Reputation:
I have a sql query. This query brings records which column_2 in (51, 14) and not in (54). Sorry for my bad gramer. Here is the query:
SELECT t1.'column_1'
FROM table_1 t1
WHERE t1.'column_2' IN (51, 17)
AND t1.'column_2' NOT IN (SELECT t2.'column_1' FROM table_1 t2 WHERE t2.'column_2' = 54)
AND t1.create_time BETWEEN (NOW() - INTERVAL 25 HOUR) AND (NOW() - INTERVAL 24 HOUR)
ORDER BY t1.create_time DESC
t1 and t2 are the same table
By the number of records which have 'table_name'.'column_2' = 2
increase, this query will lose its efficiency.

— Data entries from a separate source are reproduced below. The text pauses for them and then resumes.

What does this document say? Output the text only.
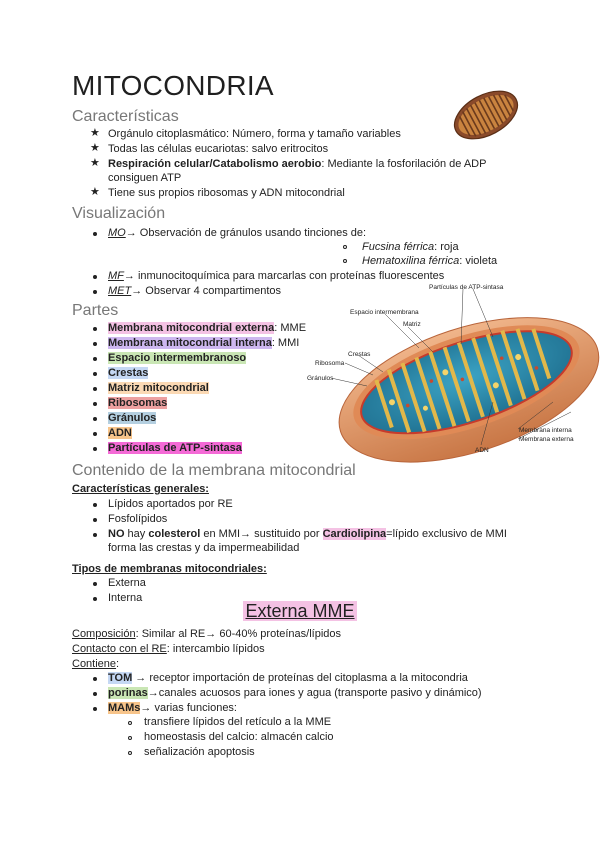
MITOCONDRIA
Características
★ Orgánulo citoplasmático: Número, forma y tamaño variables
★ Todas las células eucariotas: salvo eritrocitos
★ Respiración celular/Catabolismo aerobio: Mediante la fosforilación de ADP
consiguen ATP
★ Tiene sus propios ribosomas y ADN mitocondrial
Visualización
MO→ Observación de gránulos usando tinciones de:
Fucsina férrica: roja
Hematoxilina férrica: violeta
MF→ inmunocitoquímica para marcarlas con proteínas fluorescentes
MET→ Observar 4 compartimentos
Partes
Membrana mitocondrial externa: MME
Membrana mitocondrial interna: MMI
Espacio intermembranoso
Crestas
Matriz mitocondrial
Ribosomas
Gránulos
ADN
Partículas de ATP-sintasa
Partículas de ATP-sintasa
Espacio intermembrana
Matriz
Crestas
Ribosoma
Gránulos
Membrana interna
Membrana externa
ADN
Contenido de la membrana mitocondrial
Características generales:
Lípidos aportados por RE
Fosfolípidos
NO hay colesterol en MMI→ sustituido por Cardiolipina=lípido exclusivo de MMI
forma las crestas y da impermeabilidad
Tipos de membranas mitocondriales:
Externa
Interna
Externa MME
Composición: Similar al RE→ 60-40% proteínas/lípidos
Contacto con el RE: intercambio lípidos
Contiene:
TOM → receptor importación de proteínas del citoplasma a la mitocondria
porinas→canales acuosos para iones y agua (transporte pasivo y dinámico)
MAMs→ varias funciones:
transfiere lípidos del retículo a la MME
homeostasis del calcio: almacén calcio
señalización apoptosis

Is there a better way to simplify this query?
Thank you for your help.
Upvotes: 0
Views: 55
Reputation: 521178
The current structure of your query already looks fairly optimal, but it might benefit from the addition of indices to make it execute faster. Consider this slightly updated version, followed by the index definitions:
SELECT t1.column_1
FROM table_name t1
WHERE
column_2 IN (51, 17) AND
NOT EXISTS (SELECT 1 FROM table_name t2 WHERE t2.column_1 = t1.column_2 AND
t2.column_2 = 54) AND
create_time BETWEEN (NOW() - INTERVAL 24 HOUR) AND (NOW() - INTERVAL 25 HOUR)
ORDER BY
create_time DESC;
CREATE INDEX idx1 ON table_name (column_2, create_time); -- for outer query
CREATE INDEX idx2 ON table_name (column_2, column_1); -- for inner exsits query
The index idx1
above can be used to speed up the WHERE
clause of the outer query. For the exists logic, we define a second index idx2
which should let MySQL quickly lookup any column_2
value in the table and decide whether or not it is a matching record.
You may run EXPLAIN
on the above query before and after the tuning, to see what benefit the indices might bring.